Publishing data on Zenodo
The process of publishing a dataset to the Zenodo data repository
requires a validated dataset and the subcommands of the safedata_zenodo tool. These
commands use two different JSON metadata files.
Dataset metadata
The safedata_validate command generates a JSON file
containing a standard JSON description of the metadata in the dataset and of the data
tables it contains. Some of this metadata is used to populate the Zenodo description of
the published dataset files.
The dataset metadata is also used to populate the database of a metadata server.
This is a separate website that provides the API for searching available data and forms
the main data discovery backend for the safedata R package.
Zenodo deposit metadata
The Zenodo API uses JSON metadata to return key details on a Zenodo deposit that is being prepared or published. It contains key API links that are used to provide file details. This file will be generated when a new deposit is generated and is then used to carry out the other publication steps.
The safedata_zenodo tool
Info
The subcommands of the safedata_zenodo tools require that the zenodo
section of the resources configuration
be completed.

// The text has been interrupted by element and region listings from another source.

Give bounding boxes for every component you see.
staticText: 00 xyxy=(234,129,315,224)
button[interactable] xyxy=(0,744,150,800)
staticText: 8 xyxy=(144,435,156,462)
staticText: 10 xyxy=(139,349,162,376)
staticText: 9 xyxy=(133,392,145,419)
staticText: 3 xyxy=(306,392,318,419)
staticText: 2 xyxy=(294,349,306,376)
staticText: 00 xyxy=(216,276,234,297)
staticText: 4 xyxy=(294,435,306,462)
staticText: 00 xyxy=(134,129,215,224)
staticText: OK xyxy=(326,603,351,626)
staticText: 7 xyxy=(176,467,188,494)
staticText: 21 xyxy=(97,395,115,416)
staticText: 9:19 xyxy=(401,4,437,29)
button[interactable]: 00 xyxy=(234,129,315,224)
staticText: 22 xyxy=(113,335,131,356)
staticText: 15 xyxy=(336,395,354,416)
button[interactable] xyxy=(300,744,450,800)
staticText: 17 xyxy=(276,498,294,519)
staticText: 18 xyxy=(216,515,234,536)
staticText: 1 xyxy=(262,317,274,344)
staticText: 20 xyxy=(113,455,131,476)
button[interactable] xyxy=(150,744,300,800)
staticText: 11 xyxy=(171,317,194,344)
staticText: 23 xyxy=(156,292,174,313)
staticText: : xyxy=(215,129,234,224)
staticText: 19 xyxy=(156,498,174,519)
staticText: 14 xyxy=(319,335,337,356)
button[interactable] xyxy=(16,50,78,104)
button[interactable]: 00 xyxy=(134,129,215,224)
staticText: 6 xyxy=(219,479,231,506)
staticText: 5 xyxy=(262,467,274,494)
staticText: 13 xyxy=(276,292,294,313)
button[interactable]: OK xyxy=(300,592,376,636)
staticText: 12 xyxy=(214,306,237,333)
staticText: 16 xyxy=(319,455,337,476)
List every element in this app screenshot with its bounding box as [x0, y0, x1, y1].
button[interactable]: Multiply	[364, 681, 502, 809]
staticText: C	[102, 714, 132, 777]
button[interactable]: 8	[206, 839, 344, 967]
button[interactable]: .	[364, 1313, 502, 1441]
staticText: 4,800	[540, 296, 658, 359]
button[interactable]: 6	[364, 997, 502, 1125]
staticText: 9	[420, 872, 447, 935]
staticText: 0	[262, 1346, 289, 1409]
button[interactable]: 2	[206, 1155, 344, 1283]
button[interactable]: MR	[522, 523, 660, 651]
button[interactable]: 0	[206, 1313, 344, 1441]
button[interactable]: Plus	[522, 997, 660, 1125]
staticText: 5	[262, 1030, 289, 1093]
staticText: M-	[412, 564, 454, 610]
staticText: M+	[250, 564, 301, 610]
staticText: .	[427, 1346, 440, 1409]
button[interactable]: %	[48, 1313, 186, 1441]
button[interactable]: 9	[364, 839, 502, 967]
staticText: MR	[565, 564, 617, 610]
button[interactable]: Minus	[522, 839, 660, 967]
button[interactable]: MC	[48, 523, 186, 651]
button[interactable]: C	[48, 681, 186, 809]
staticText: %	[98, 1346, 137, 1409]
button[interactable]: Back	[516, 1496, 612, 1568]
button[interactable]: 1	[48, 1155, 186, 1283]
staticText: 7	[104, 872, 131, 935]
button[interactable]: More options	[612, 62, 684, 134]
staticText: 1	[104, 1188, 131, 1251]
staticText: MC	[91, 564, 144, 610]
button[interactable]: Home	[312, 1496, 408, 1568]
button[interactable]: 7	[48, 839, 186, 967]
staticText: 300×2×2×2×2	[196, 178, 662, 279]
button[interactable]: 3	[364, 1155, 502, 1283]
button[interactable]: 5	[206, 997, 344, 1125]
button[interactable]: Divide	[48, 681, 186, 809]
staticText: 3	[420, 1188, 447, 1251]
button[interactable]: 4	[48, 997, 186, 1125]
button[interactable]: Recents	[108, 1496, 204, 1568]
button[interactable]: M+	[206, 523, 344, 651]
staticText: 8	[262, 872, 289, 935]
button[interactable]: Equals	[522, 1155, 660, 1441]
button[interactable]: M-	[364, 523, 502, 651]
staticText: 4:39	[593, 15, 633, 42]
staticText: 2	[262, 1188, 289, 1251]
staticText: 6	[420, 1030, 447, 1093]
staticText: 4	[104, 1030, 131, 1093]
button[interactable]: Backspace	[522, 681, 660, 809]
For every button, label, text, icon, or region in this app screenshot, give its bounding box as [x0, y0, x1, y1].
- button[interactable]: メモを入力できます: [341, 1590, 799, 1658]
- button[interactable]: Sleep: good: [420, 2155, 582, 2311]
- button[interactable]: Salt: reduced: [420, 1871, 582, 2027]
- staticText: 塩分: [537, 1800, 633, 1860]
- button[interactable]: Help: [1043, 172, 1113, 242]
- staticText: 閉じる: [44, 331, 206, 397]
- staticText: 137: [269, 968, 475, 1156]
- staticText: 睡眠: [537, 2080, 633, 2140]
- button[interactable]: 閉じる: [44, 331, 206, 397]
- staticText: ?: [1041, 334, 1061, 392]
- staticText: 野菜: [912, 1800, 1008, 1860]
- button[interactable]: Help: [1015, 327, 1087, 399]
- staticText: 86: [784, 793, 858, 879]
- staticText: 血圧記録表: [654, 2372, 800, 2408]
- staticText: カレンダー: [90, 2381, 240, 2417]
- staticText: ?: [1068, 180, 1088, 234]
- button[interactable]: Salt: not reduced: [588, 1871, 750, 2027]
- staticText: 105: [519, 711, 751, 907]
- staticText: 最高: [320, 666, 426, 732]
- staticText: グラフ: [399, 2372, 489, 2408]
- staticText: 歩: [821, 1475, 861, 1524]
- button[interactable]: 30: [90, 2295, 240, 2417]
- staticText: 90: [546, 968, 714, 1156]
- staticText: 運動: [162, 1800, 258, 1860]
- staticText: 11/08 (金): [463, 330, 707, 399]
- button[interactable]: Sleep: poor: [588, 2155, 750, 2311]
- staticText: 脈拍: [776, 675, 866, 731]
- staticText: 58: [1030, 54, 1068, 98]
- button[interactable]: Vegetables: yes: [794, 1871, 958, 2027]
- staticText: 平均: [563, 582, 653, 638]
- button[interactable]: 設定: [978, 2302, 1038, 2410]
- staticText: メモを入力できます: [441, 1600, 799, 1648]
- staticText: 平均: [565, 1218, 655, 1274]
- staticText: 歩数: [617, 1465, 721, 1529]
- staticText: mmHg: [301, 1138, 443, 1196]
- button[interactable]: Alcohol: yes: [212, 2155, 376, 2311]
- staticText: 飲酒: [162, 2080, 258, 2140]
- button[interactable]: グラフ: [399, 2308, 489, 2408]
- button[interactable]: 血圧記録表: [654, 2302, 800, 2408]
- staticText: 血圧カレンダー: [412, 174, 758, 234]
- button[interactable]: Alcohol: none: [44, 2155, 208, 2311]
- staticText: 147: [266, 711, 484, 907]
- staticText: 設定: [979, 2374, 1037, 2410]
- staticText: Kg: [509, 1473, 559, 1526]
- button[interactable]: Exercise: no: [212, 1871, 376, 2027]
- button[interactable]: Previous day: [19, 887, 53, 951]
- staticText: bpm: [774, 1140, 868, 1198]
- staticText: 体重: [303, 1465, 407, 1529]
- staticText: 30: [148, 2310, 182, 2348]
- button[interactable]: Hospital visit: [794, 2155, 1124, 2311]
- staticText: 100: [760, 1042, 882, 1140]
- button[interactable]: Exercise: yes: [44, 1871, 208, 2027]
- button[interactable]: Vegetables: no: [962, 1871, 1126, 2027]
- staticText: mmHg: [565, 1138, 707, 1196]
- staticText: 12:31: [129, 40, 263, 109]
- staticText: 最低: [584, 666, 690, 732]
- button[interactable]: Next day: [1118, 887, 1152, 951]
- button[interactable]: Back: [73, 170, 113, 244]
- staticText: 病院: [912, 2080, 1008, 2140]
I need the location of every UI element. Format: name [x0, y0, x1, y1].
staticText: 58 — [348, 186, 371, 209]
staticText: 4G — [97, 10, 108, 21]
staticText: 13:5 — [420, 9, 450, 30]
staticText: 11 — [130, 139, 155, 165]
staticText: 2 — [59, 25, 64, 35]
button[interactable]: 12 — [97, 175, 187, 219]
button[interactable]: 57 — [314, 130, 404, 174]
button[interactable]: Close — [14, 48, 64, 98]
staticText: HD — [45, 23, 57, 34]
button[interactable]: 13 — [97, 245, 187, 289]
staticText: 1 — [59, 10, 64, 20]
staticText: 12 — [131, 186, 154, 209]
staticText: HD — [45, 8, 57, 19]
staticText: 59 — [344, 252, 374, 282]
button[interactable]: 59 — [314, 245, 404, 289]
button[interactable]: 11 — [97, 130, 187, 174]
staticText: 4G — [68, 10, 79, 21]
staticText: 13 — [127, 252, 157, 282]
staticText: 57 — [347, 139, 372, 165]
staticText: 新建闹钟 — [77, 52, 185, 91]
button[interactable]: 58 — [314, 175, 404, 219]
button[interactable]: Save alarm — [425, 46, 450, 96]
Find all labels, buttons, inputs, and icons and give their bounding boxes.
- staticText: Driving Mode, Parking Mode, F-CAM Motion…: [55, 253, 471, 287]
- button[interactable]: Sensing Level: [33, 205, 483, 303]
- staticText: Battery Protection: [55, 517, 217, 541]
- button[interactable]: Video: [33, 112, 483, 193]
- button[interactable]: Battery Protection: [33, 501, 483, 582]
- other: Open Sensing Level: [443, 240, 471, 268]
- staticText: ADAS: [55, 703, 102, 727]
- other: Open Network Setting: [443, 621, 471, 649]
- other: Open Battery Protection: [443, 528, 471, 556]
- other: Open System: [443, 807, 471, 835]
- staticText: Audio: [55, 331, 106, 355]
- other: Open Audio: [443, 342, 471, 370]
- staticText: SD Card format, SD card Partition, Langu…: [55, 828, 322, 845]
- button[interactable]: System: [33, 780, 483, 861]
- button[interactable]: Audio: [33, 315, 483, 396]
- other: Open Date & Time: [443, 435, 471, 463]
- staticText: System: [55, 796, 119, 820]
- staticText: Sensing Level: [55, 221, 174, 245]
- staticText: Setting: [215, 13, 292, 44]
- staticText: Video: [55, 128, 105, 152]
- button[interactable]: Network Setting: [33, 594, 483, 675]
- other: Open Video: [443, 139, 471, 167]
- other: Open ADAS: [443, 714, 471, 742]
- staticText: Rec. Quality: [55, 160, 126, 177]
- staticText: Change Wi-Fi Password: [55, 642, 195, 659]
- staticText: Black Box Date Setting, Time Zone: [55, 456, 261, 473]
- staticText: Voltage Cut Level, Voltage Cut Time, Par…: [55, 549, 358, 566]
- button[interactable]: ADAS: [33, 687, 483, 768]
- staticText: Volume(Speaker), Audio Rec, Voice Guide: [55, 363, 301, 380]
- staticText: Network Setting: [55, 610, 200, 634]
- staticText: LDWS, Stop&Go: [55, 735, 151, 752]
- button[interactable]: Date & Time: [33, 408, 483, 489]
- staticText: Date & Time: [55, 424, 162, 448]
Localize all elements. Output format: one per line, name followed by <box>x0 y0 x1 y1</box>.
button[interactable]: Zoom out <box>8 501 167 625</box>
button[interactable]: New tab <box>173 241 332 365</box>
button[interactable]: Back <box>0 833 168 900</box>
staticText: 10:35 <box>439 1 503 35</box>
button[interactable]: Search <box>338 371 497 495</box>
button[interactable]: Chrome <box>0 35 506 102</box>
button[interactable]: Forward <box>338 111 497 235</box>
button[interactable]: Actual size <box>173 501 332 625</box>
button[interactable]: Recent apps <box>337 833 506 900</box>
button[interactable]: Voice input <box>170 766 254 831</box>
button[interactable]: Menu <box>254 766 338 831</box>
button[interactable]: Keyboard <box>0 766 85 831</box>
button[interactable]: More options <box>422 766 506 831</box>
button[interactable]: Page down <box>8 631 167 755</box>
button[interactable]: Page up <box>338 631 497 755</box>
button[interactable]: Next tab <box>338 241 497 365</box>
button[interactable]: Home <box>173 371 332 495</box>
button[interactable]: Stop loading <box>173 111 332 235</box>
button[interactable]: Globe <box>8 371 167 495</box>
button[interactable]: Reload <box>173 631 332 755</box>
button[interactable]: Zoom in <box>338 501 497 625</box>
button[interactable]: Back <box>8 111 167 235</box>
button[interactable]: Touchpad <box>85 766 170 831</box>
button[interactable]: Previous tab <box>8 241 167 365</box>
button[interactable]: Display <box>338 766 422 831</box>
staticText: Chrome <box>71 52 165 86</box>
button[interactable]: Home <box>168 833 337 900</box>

This is not required for simply validating datasets.
The safedata_zenodo command line tool provides the following subcommands which
are used to publish data, post metadata and help maintain and document published
datasets.
The top level command line help for the tool, showing the available subcommands is shown below:
cl_prompt $ safedata_zenodo -h
usage: safedata_zenodo [-h] [-r RESOURCES] [-s] [-q] ...
Publish validated datasets to Zenodo using a command line interface.
This is a the command line interface for publishing safedata validated
datasets to Zenodo, downloading information and maintaining a local
copy of the datasets in the file structure required by the R safedata
package.
The safedata_zenodo command is used by providing subcommands for the
different actions required to publish a validated dataset. The list of
subcommands is shown below and individual help is available for each
of the subcommands:
safedata_zenodo subcommand -h
The subcommands for this tool use two different JSON format metadata
files:
* A dataset metadata file (`dataset_json`). This is the output from
using the `safedata_validate` tool. Some of the information in this
file is used to create the Zenodo dataset description, and all of
the data is used to describe a dataset on the separate metadata
server.
* A Zenodo metadata file (`zenodo_json`), that describes the metadata
associated with a Zenodo deposit or published record.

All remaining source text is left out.